Documentation
¶
Overview ¶
Package text holds models which make text classification easy. They are regular models, but take strings as arguments so you can feed in documents rather than large, hand-constructed word vectors. Although models might represent the words as these vectors, the munging of a document is hidden from the user.
The simplest model, although suprisingly effective, is Naive Bayes.
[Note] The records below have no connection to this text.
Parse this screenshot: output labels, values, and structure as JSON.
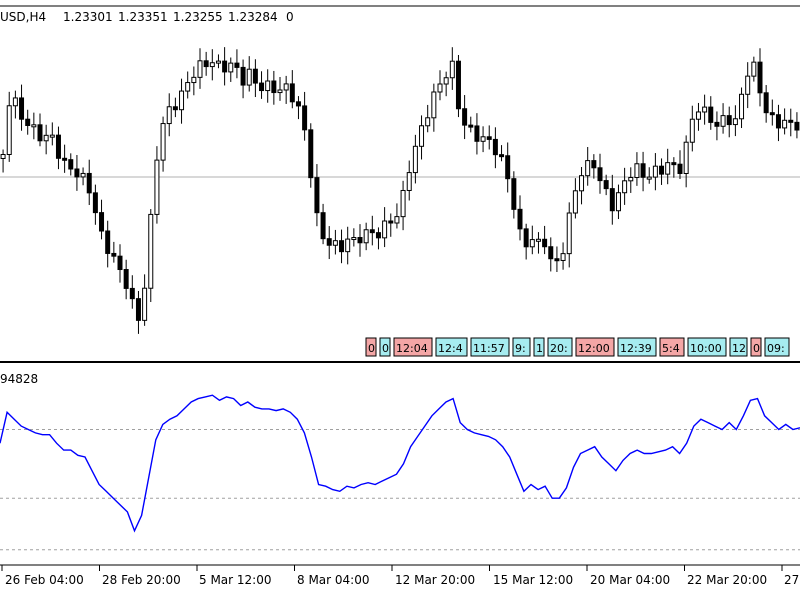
{
  "header": {
    "symbol_timeframe": "USD,H4",
    "open": "1.23301",
    "high": "1.23351",
    "low": "1.23255",
    "close": "1.23284",
    "volume": "0"
  },
  "indicator": {
    "value_label": "94828"
  },
  "colors": {
    "background": "#ffffff",
    "candle": "#000000",
    "indicator_line": "#0000ff",
    "level_line": "#a0a0a0",
    "tag_red": "#f4a6a6",
    "tag_cyan": "#a6ecf0",
    "frame": "#000000"
  },
  "time_labels": [
    "26 Feb 04:00",
    "28 Feb 20:00",
    "5 Mar 12:00",
    "8 Mar 04:00",
    "12 Mar 20:00",
    "15 Mar 12:00",
    "20 Mar 04:00",
    "22 Mar 20:00",
    "27"
  ],
  "trade_tags": [
    {
      "text": "0",
      "color": "red"
    },
    {
      "text": "0",
      "color": "cyan"
    },
    {
      "text": "12:04",
      "color": "red"
    },
    {
      "text": "12:4",
      "color": "cyan"
    },
    {
      "text": "11:57",
      "color": "cyan"
    },
    {
      "text": "9:",
      "color": "cyan"
    },
    {
      "text": "1",
      "color": "cyan"
    },
    {
      "text": "20:",
      "color": "cyan"
    },
    {
      "text": "12:00",
      "color": "red"
    },
    {
      "text": "12:39",
      "color": "cyan"
    },
    {
      "text": "5:4",
      "color": "red"
    },
    {
      "text": "10:00",
      "color": "cyan"
    },
    {
      "text": "12",
      "color": "cyan"
    },
    {
      "text": "0",
      "color": "red"
    },
    {
      "text": "09:",
      "color": "cyan"
    }
  ],
  "chart_data": {
    "type": "line",
    "series": [
      {
        "values": [
          62,
          80,
          76,
          72,
          70,
          68,
          67,
          67,
          62,
          58,
          58,
          55,
          54,
          46,
          38,
          34,
          30,
          26,
          22,
          11,
          20,
          42,
          64,
          73,
          76,
          78,
          82,
          86,
          88,
          89,
          90,
          87,
          89,
          88,
          84,
          86,
          83,
          82,
          82,
          81,
          82,
          80,
          76,
          68,
          54,
          38,
          37,
          35,
          34,
          37,
          36,
          38,
          39,
          38,
          40,
          42,
          44,
          50,
          60,
          66,
          72,
          78,
          82,
          86,
          88,
          74,
          70,
          68,
          67,
          66,
          64,
          60,
          54,
          44,
          34,
          38,
          35,
          37,
          30,
          30,
          36,
          48,
          56,
          58,
          60,
          54,
          50,
          46,
          52,
          56,
          58,
          56,
          56,
          57,
          58,
          60,
          56,
          62,
          72,
          76,
          74,
          72,
          70,
          74,
          70,
          78,
          87,
          88,
          78,
          74,
          70,
          73,
          70,
          71
        ]
      }
    ],
    "levels": [
      70,
      30,
      0
    ],
    "ylim": [
      -6,
      100
    ]
  }
}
If you want to read more about the specific model, check out the docs for the NaiveBayes struct/model.
The following example is an online Naive Bayes model used for sentiment analysis.
Example Online Naive Bayes Text Classifier (multiclass):
// create the channel of data and errors stream := make(chan base.TextDatapoint, 100) errors := make(chan error) // make a new NaiveBayes model with // 2 classes expected (classes in // datapoints will now expect {0,1}. // in general, given n as the classes // variable, the model will expect // datapoint classes in {0,...,n-1}) // // Note that the model is filtering // the text to omit anything except // words and numbers (and spaces // obviously) model := NewNaiveBayes(stream, 2, base.OnlyWordsAndNumbers) go model.OnlineLearn(errors) stream <- base.TextDatapoint{ X: "I love the city", Y: 1, } stream <- base.TextDatapoint{ X: "I hate Los Angeles", Y: 0, } stream <- base.TextDatapoint{ X: "My mother is not a nice lady", Y: 0, } close(stream) for { err, more := <- errors if err != nil { fmt.Printf("Error passed: %v", err) } else { // training is done! break } } // now you can predict like normal class := model.Predict("My mother is in Los Angeles") // 0
Index ¶
- type NaiveBayes
- func (b *NaiveBayes) OnlineLearn(errors chan<- error)
- func (b *NaiveBayes) PersistToFile(path string) error
- func (b *NaiveBayes) Predict(sentence string) uint8
- func (b *NaiveBayes) Probability(sentence string) (uint8, float64)
- func (b *NaiveBayes) Restore(bytes []byte) error
- func (b *NaiveBayes) RestoreFromFile(path string) error
- func (b *NaiveBayes) String() string
- func (b *NaiveBayes) UpdateSanitize(sanitize func(rune) bool)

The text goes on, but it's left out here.